A lump forms in my throat and I swallow it down. "There was a sighting of Erin there while I was in Quantico, so I asked to be stationed up there. I thought I'd hang around and see if I could find her myself. I didn't."
Erin is my younger sister, younger by a year, and yet just as questionably intelligent as my older sister. Erin was a child prodigy when it came to academia. My parents always said she was too smart for her britches, and about three years ago I started to believe them. She's been missing for about that long. No foul play detected; she just wandered off and gave us the finger more or less—or at least the technological equivalent, a dear John letter to the family via text stating she needed some space. She wished us all a nice life.
Rob grunts as he considers it, "She's not in Nevada."
"What makes you so sure?"
"Someone spotted her at a liquor store out near Ironwood Springs about three months ago."
"What?" I hiss so loud, Buddy sits up straight. "Why didn't you tell me?"
"I'm telling you now. Besides, I wanted to be sure it was her.
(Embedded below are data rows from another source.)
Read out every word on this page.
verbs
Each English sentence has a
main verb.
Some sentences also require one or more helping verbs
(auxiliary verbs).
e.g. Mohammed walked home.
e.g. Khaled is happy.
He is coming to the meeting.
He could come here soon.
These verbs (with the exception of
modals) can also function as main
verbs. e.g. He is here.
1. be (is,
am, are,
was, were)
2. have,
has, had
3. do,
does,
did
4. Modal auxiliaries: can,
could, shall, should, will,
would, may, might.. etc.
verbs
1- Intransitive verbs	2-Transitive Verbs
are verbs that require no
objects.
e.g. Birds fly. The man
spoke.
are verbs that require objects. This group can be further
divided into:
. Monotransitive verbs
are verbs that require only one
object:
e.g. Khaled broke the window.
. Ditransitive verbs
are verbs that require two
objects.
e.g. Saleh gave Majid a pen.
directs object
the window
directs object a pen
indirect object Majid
And after some digital analysis of the security footage, I'm pretty sure it was."
My heart thumps wildly. "Did you tell my mother?"
"I'm saving that for you."
My phone pings before I can pick up a menu, but with that news about Erin, I'm too amped up to eat anyway.
I glance at the screen and shake my head.
"It looks as if we won't need you to call the feds regarding those bodies you're racking up," I tell him. "My shiny new SAC just let me know they found a head up in Cheyenne—the rest of the body was located in a creek somewhere outside of Denver. I just got my own invite to the party."